Online gambling company

FUN88 is an online betting site. The company was founded in China and currently operates in Asia, Europe and South America. In the UK, FUN88 operates through a white-label partnership with TGP Europe and is regulated by the Gambling Commission in Great Britain.

==History==
FUN88 was founded in June 2008. The company operated first in Asia before expanding to Europe in the same year, establishing a headquarters in the Isle of Man along with several other betting outfits. FUN88 then gained exposure through a number of Premier League sponsorship deals, firstly with Burnley FC and then Tottenham Hotspur and Newcastle United.

==Sponsorship==
FUN88 has partnered with athletes and clubs in recent years, most notably the late Kobe Bryant, Newcastle United and Tottenham Hotspur. FUN88's first major European sponsorship deal was with Premier League side Burnley FC between 2010 and 2012. They were then announced as Tottenham Hotspur's Asian Betting and Gaming Partner in 2014, a partnership that has lasted for almost a decade. In 2017, Newcastle United unveiled FUN88 as their front-of-shirt sponsor in a long-term deal.
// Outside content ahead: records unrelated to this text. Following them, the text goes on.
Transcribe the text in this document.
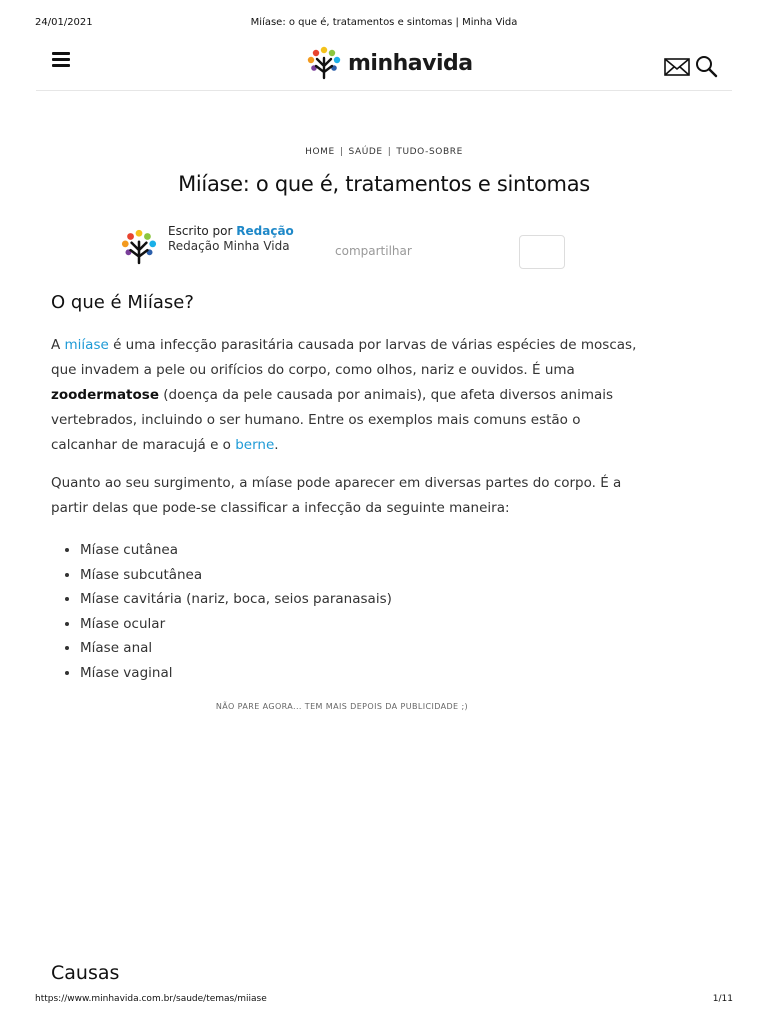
24/01/2021	Miíase: o que é, tratamentos e sintomas | Minha Vida
minhavida
HOME | SAÚDE | TUDO-SOBRE
Miíase: o que é, tratamentos e sintomas
Escrito por Redação
Redação Minha Vida	compartilhar
O que é Miíase?

A miíase é uma infecção parasitária causada por larvas de várias espécies de moscas, que invadem a pele ou orifícios do corpo, como olhos, nariz e ouvidos. É uma zoodermatose (doença da pele causada por animais), que afeta diversos animais vertebrados, incluindo o ser humano. Entre os exemplos mais comuns estão o calcanhar de maracujá e o berne.

Quanto ao seu surgimento, a míase pode aparecer em diversas partes do corpo. É a partir delas que pode-se classificar a infecção da seguinte maneira:

• Míase cutânea
• Míase subcutânea
• Míase cavitária (nariz, boca, seios paranasais)
• Míase ocular
• Míase anal
• Míase vaginal
NÃO PARE AGORA... TEM MAIS DEPOIS DA PUBLICIDADE ;)
Causas
https://www.minhavida.com.br/saude/temas/miiase	1/11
In April 2023, Premier League clubs agreed to phase out front-of-shirt betting sponsors with a deadline set at the beginning of 2026/27 season. The Athletic reported that sleeve-sponsorship and perimeter advertising will still be prominent. In June 2023, it was confirmed that FUN88 would no longer sponsor Newcastle United on the front-of-shirt and they entered into a long-term deal as Asian betting partner. The deal was widely-reported to have been agreed in order for Newcastle to pursue a more lucrative sponsor. The club confirmed a record deal with Saudi Arabian events company, Sela, worth £25m per year shortly afterwards.

Fun88 India partnered with Dabang Delhi KC as Title sponsor.

FUN88 brand ambassadors have included Iker Casillas, Steve Nash, Daren Sammy, Dale Steyn and Tony Parker.